На дворе войсковой хаты у нас отобрали паспорта, двое оказались беспаспортными, их отвели в угол двора и спрятали там в тёмный хлевушок. Всё делалось тихо и спокойно, как обычное, надоевшее. Конёв уныло посматривал в темнеющее небо и ворчал:

— Удивительно даже…

— Что?

— Пачпорта, например. Хорошего, смирного человека можно бы и без пачпорта по земле пускать… Ежели я — безвредный…

— Ты — вредный, — сердито и уверенно сказала рязанка.

— Почему так?

— Я знаю почему…

Конёв усмехнулся и замолчал, закрыв глаза.

Почти до конца всенощной мы валялись по двору, как бараны на бойне, потом меня, Конёва, обеих женщин и моршанского парня отвели на окраину станицы в пустую хату, с проломленной стеною, с выбитыми стёклами в окнах.

— На улицу не выходить — заарестуем, — сказал казак, провожавший нас.

— Хлебушка бы, небольшой кусок, — заикнулся Конёв.

Казак спокойно спросил:

— Работал?

— Мало ли!

— А на меня?

— Не довелось…

— Когда доведётся, то я тебе дам хлеба…

И, коротенький, толстый, — выкатился со двора, как бочка.

— Ка-ак он меня, а? — изумлённо возводя брови на середину лба, бормотал Конёв. — Это, просто сказать, жох-народ… ну-ну!

Женщины ушли в самый тёмный угол хаты и точно сразу заснули там; парень, сопя, ощупывал стены, пол, исчез, вернулся с охапкой соломы в руках, постелил её на глинобитный пол и молча разлёгся, закинув руки под избитую голову.

— Глядите, какое соображение выказал пензяк-то! — воскликнул Конёв завистливо. — Бабы, ой! Тут где-то солома есть…

Из угла сердито ответили:

— Поди да принеси…

— Вам?

— Нам.

— Надо принести.

Сидя на подоконнике, он немножко поговорил о бедных людях, которым хотелось пойти в церковь помолиться богу, а их загнали в хлев.

— Да.
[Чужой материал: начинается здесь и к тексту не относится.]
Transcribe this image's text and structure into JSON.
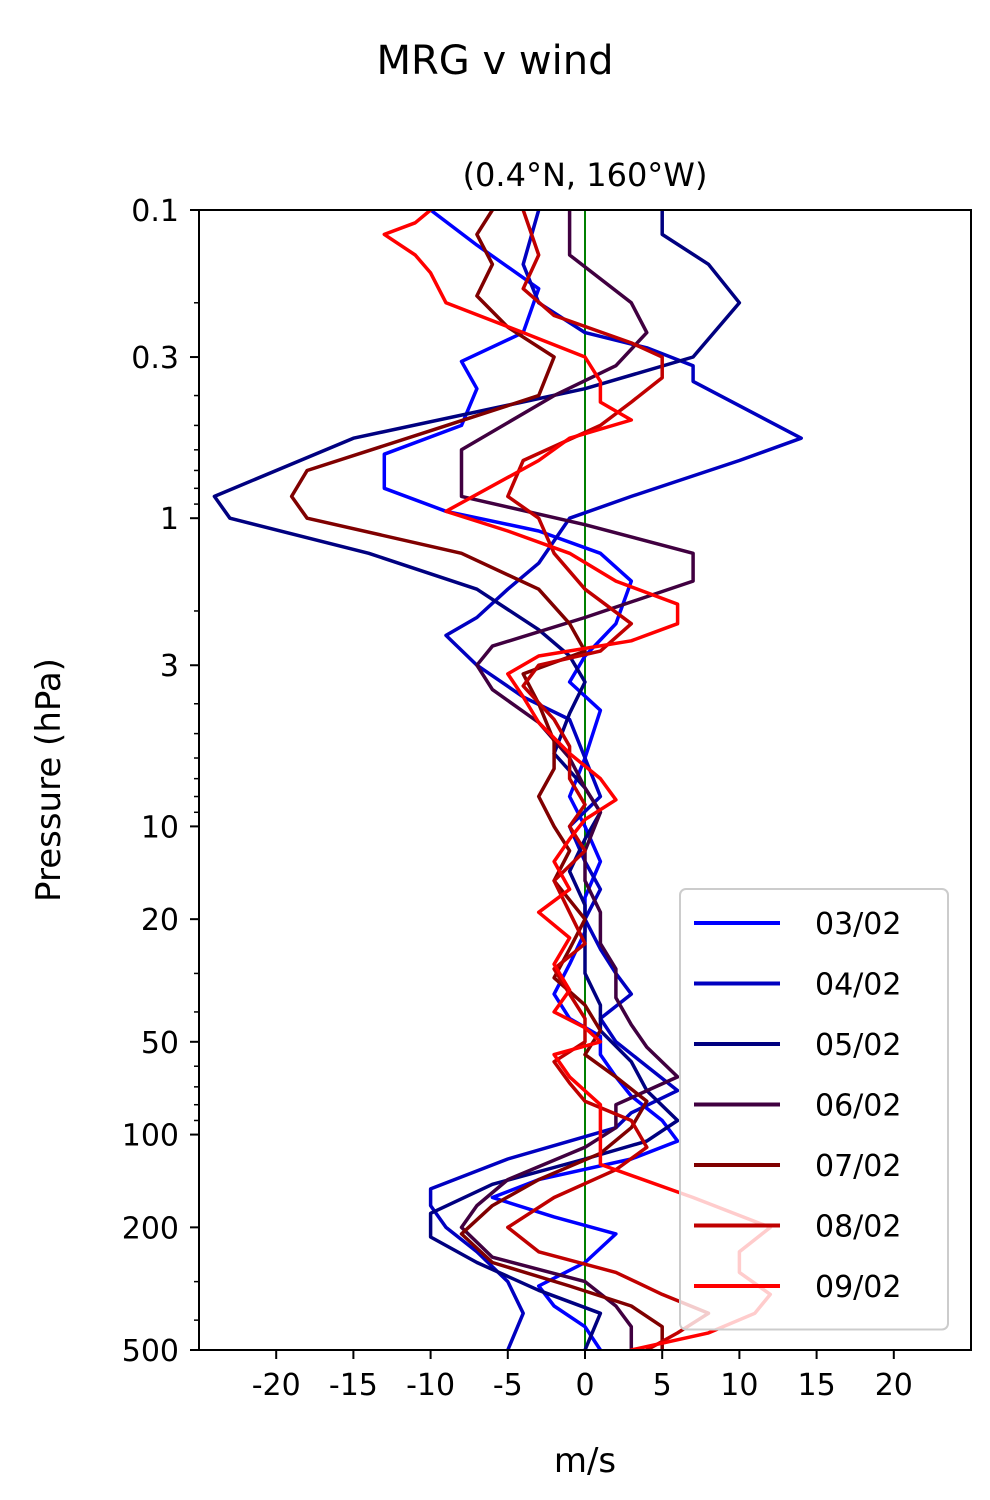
{
  "figure": {
    "title": "MRG v wind"
  },
  "chart_data": {
    "type": "line",
    "orientation": "vertical-profile",
    "title": "(0.4°N, 160°W)",
    "xlabel": "m/s",
    "ylabel": "Pressure (hPa)",
    "xlim": [
      -25,
      25
    ],
    "ylim": [
      500,
      0.1
    ],
    "yscale": "log",
    "xticks": [
      -20,
      -15,
      -10,
      -5,
      0,
      5,
      10,
      15,
      20
    ],
    "xtick_labels": [
      "-20",
      "-15",
      "-10",
      "-5",
      "0",
      "5",
      "10",
      "15",
      "20"
    ],
    "yticks": [
      0.1,
      0.3,
      1,
      3,
      10,
      20,
      50,
      100,
      200,
      500
    ],
    "ytick_labels": [
      "0.1",
      "0.3",
      "1",
      "3",
      "10",
      "20",
      "50",
      "100",
      "200",
      "500"
    ],
    "reference_line": {
      "x": 0,
      "color": "#008000"
    },
    "legend": {
      "position": "bottom-right"
    },
    "series": [
      {
        "name": "03/02",
        "color": "#0000ff",
        "points": [
          [
            -10,
            0.1
          ],
          [
            -7,
            0.13
          ],
          [
            -3,
            0.18
          ],
          [
            -4,
            0.25
          ],
          [
            -8,
            0.31
          ],
          [
            -7,
            0.38
          ],
          [
            -8,
            0.5
          ],
          [
            -13,
            0.62
          ],
          [
            -13,
            0.8
          ],
          [
            -9,
            0.95
          ],
          [
            -3,
            1.1
          ],
          [
            1,
            1.3
          ],
          [
            3,
            1.6
          ],
          [
            2,
            2.2
          ],
          [
            0,
            2.8
          ],
          [
            -1,
            3.4
          ],
          [
            1,
            4.2
          ],
          [
            0,
            6
          ],
          [
            -1,
            8
          ],
          [
            0,
            10
          ],
          [
            1,
            13
          ],
          [
            0,
            17
          ],
          [
            0,
            22
          ],
          [
            -1,
            28
          ],
          [
            -2,
            35
          ],
          [
            -1,
            42
          ],
          [
            1,
            48
          ],
          [
            1,
            55
          ],
          [
            2,
            65
          ],
          [
            3,
            75
          ],
          [
            5,
            90
          ],
          [
            6,
            105
          ],
          [
            3,
            120
          ],
          [
            -3,
            140
          ],
          [
            -6,
            160
          ],
          [
            -2,
            185
          ],
          [
            2,
            210
          ],
          [
            0,
            260
          ],
          [
            -3,
            310
          ],
          [
            -2,
            360
          ],
          [
            0,
            420
          ],
          [
            1,
            500
          ]
        ]
      },
      {
        "name": "04/02",
        "color": "#0000c0",
        "points": [
          [
            -3,
            0.1
          ],
          [
            -4,
            0.15
          ],
          [
            -3,
            0.2
          ],
          [
            0,
            0.25
          ],
          [
            4,
            0.28
          ],
          [
            7,
            0.32
          ],
          [
            7,
            0.36
          ],
          [
            14,
            0.55
          ],
          [
            10,
            0.65
          ],
          [
            3,
            0.85
          ],
          [
            -1,
            1.0
          ],
          [
            -3,
            1.4
          ],
          [
            -5,
            1.7
          ],
          [
            -7,
            2.1
          ],
          [
            -9,
            2.4
          ],
          [
            -7,
            3.0
          ],
          [
            -4,
            3.8
          ],
          [
            -1,
            4.5
          ],
          [
            0,
            6
          ],
          [
            1,
            8
          ],
          [
            -1,
            10
          ],
          [
            0,
            13
          ],
          [
            1,
            16
          ],
          [
            0,
            20
          ],
          [
            1,
            25
          ],
          [
            2,
            30
          ],
          [
            3,
            35
          ],
          [
            1,
            42
          ],
          [
            2,
            50
          ],
          [
            4,
            60
          ],
          [
            6,
            72
          ],
          [
            3,
            85
          ],
          [
            2,
            95
          ],
          [
            -5,
            120
          ],
          [
            -10,
            150
          ],
          [
            -10,
            170
          ],
          [
            -9,
            200
          ],
          [
            -7,
            240
          ],
          [
            -5,
            300
          ],
          [
            -4,
            380
          ],
          [
            -5,
            500
          ]
        ]
      },
      {
        "name": "05/02",
        "color": "#000080",
        "points": [
          [
            5,
            0.1
          ],
          [
            5,
            0.12
          ],
          [
            8,
            0.15
          ],
          [
            10,
            0.2
          ],
          [
            7,
            0.3
          ],
          [
            0,
            0.38
          ],
          [
            -15,
            0.55
          ],
          [
            -24,
            0.85
          ],
          [
            -23,
            1.0
          ],
          [
            -14,
            1.3
          ],
          [
            -7,
            1.7
          ],
          [
            -3,
            2.3
          ],
          [
            -1,
            2.8
          ],
          [
            0,
            3.4
          ],
          [
            -1,
            4.3
          ],
          [
            -2,
            5.8
          ],
          [
            0,
            7.5
          ],
          [
            1,
            9
          ],
          [
            0,
            11
          ],
          [
            -1,
            14
          ],
          [
            0,
            18
          ],
          [
            0,
            24
          ],
          [
            0,
            30
          ],
          [
            1,
            38
          ],
          [
            1,
            46
          ],
          [
            3,
            58
          ],
          [
            4,
            72
          ],
          [
            6,
            90
          ],
          [
            4,
            105
          ],
          [
            0,
            120
          ],
          [
            -6,
            145
          ],
          [
            -10,
            180
          ],
          [
            -10,
            215
          ],
          [
            -7,
            260
          ],
          [
            -3,
            320
          ],
          [
            1,
            380
          ],
          [
            0,
            500
          ]
        ]
      },
      {
        "name": "06/02",
        "color": "#400040",
        "points": [
          [
            -1,
            0.1
          ],
          [
            -1,
            0.14
          ],
          [
            3,
            0.2
          ],
          [
            4,
            0.25
          ],
          [
            2,
            0.32
          ],
          [
            -2,
            0.4
          ],
          [
            -8,
            0.6
          ],
          [
            -8,
            0.85
          ],
          [
            0,
            1.05
          ],
          [
            7,
            1.3
          ],
          [
            7,
            1.6
          ],
          [
            0,
            2.1
          ],
          [
            -6,
            2.6
          ],
          [
            -7,
            3.0
          ],
          [
            -6,
            3.6
          ],
          [
            -3,
            4.6
          ],
          [
            -1,
            6
          ],
          [
            0,
            7.5
          ],
          [
            1,
            9
          ],
          [
            0,
            12
          ],
          [
            0,
            15
          ],
          [
            1,
            19
          ],
          [
            1,
            24
          ],
          [
            2,
            29
          ],
          [
            2,
            36
          ],
          [
            3,
            44
          ],
          [
            4,
            52
          ],
          [
            6,
            65
          ],
          [
            2,
            80
          ],
          [
            2,
            95
          ],
          [
            0,
            110
          ],
          [
            -5,
            140
          ],
          [
            -7,
            170
          ],
          [
            -8,
            200
          ],
          [
            -6,
            250
          ],
          [
            0,
            300
          ],
          [
            2,
            360
          ],
          [
            3,
            420
          ],
          [
            3,
            500
          ]
        ]
      },
      {
        "name": "07/02",
        "color": "#800000",
        "points": [
          [
            -6,
            0.1
          ],
          [
            -7,
            0.12
          ],
          [
            -6,
            0.15
          ],
          [
            -7,
            0.19
          ],
          [
            -5,
            0.24
          ],
          [
            -2,
            0.3
          ],
          [
            -3,
            0.4
          ],
          [
            -10,
            0.52
          ],
          [
            -18,
            0.7
          ],
          [
            -19,
            0.85
          ],
          [
            -18,
            1.0
          ],
          [
            -8,
            1.3
          ],
          [
            -3,
            1.7
          ],
          [
            -1,
            2.2
          ],
          [
            0,
            2.7
          ],
          [
            -4,
            3.2
          ],
          [
            -3,
            4.0
          ],
          [
            -2,
            5.3
          ],
          [
            -2,
            6.5
          ],
          [
            -3,
            8
          ],
          [
            -2,
            10
          ],
          [
            -1,
            12
          ],
          [
            -2,
            15
          ],
          [
            0,
            20
          ],
          [
            -1,
            25
          ],
          [
            -2,
            31
          ],
          [
            0,
            38
          ],
          [
            1,
            46
          ],
          [
            0,
            55
          ],
          [
            2,
            65
          ],
          [
            4,
            78
          ],
          [
            3,
            95
          ],
          [
            1,
            115
          ],
          [
            -3,
            140
          ],
          [
            -6,
            170
          ],
          [
            -8,
            210
          ],
          [
            -6,
            260
          ],
          [
            -1,
            310
          ],
          [
            3,
            360
          ],
          [
            5,
            420
          ],
          [
            5,
            500
          ]
        ]
      },
      {
        "name": "08/02",
        "color": "#c00000",
        "points": [
          [
            -4,
            0.1
          ],
          [
            -3,
            0.14
          ],
          [
            -4,
            0.18
          ],
          [
            -2,
            0.22
          ],
          [
            3,
            0.27
          ],
          [
            5,
            0.3
          ],
          [
            5,
            0.35
          ],
          [
            3,
            0.42
          ],
          [
            1,
            0.5
          ],
          [
            -4,
            0.65
          ],
          [
            -5,
            0.85
          ],
          [
            -3,
            1.0
          ],
          [
            -2,
            1.3
          ],
          [
            0,
            1.7
          ],
          [
            3,
            2.2
          ],
          [
            1,
            2.7
          ],
          [
            -3,
            3.0
          ],
          [
            -4,
            3.5
          ],
          [
            -2,
            4.5
          ],
          [
            -1,
            5.5
          ],
          [
            -1,
            7
          ],
          [
            0,
            8.5
          ],
          [
            -1,
            10
          ],
          [
            0,
            12
          ],
          [
            -2,
            15
          ],
          [
            -1,
            19
          ],
          [
            0,
            24
          ],
          [
            -2,
            29
          ],
          [
            -1,
            35
          ],
          [
            0,
            42
          ],
          [
            0,
            50
          ],
          [
            -2,
            58
          ],
          [
            -1,
            68
          ],
          [
            0,
            78
          ],
          [
            3,
            90
          ],
          [
            4,
            110
          ],
          [
            2,
            130
          ],
          [
            -2,
            160
          ],
          [
            -5,
            200
          ],
          [
            -3,
            240
          ],
          [
            2,
            280
          ],
          [
            5,
            330
          ],
          [
            8,
            380
          ],
          [
            6,
            440
          ],
          [
            4,
            500
          ]
        ]
      },
      {
        "name": "09/02",
        "color": "#ff0000",
        "points": [
          [
            -10,
            0.1
          ],
          [
            -11,
            0.11
          ],
          [
            -13,
            0.12
          ],
          [
            -11,
            0.14
          ],
          [
            -10,
            0.16
          ],
          [
            -9,
            0.2
          ],
          [
            -4,
            0.25
          ],
          [
            0,
            0.3
          ],
          [
            1,
            0.36
          ],
          [
            1,
            0.42
          ],
          [
            3,
            0.48
          ],
          [
            -1,
            0.55
          ],
          [
            -3,
            0.65
          ],
          [
            -9,
            0.95
          ],
          [
            -5,
            1.1
          ],
          [
            -1,
            1.3
          ],
          [
            2,
            1.6
          ],
          [
            6,
            1.9
          ],
          [
            6,
            2.2
          ],
          [
            3,
            2.5
          ],
          [
            -3,
            2.8
          ],
          [
            -5,
            3.2
          ],
          [
            -4,
            3.8
          ],
          [
            -3,
            4.6
          ],
          [
            -1,
            5.8
          ],
          [
            1,
            7
          ],
          [
            2,
            8.2
          ],
          [
            0,
            9.5
          ],
          [
            -1,
            11
          ],
          [
            -2,
            13
          ],
          [
            -1,
            16
          ],
          [
            -3,
            19
          ],
          [
            -1,
            23
          ],
          [
            -2,
            28
          ],
          [
            -1,
            34
          ],
          [
            -2,
            40
          ],
          [
            0,
            45
          ],
          [
            1,
            50
          ],
          [
            -2,
            55
          ],
          [
            -1,
            65
          ],
          [
            1,
            80
          ],
          [
            1,
            100
          ],
          [
            1,
            125
          ],
          [
            7,
            160
          ],
          [
            12,
            200
          ],
          [
            10,
            240
          ],
          [
            10,
            280
          ],
          [
            12,
            330
          ],
          [
            11,
            380
          ],
          [
            8,
            440
          ],
          [
            3,
            500
          ]
        ]
      }
    ]
  }
}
А ты баешь, — народ — одна душа! Нет, браток, у нас в России люди праведниками считать себя очень стесняются…

И вдруг, перекинув ноги на улицу, он бесшумно исчез.

Парень уснул беспокойным сном, возился, раскидывая по полу толстые ноги и руки, стонал и всхрапывал, шуршала солома. В темноте шушукались бабы, шелестел сухой камыш на крыше хаты — ветер всё ещё вздыхал. Щёлкал по стене какой-то прут, и всё было как во сне.

За окном густочёрная ночь, без звёзд, многими голосами шептала о чём-то жалобном и грустном; с каждой минутой звуки становились всё слабее, а когда сторожевой колокол ударил десять раз и гул меди растаял — стало ещё тише, точно многое живое испугалось звона ночного и спряталось — ушло в невидимую землю, в невидимое небо.

Я сидел у окна, глядя, как земля дышит тьмою и тьма давит, топит тёплой чёрной духотой своей серые бугры хат. Церковь была тоже невидима, точно её стёрло. Ветер, многокрылый серафим, гнавший землю три дня кряду, внёс её в плотную тьму, и земля, задыхаясь от усталости, чуть движется в ней, готовая бессильно остановиться навсегда в этой тесной черноте, насквозь пропитавшей её. И утомлённый ветер тоже бессильно опустил тысячи своих крыльев — мне кажется, что голубые, белые, золотые перья их поломаны, окровавлены и покрыты тяжкой пылью.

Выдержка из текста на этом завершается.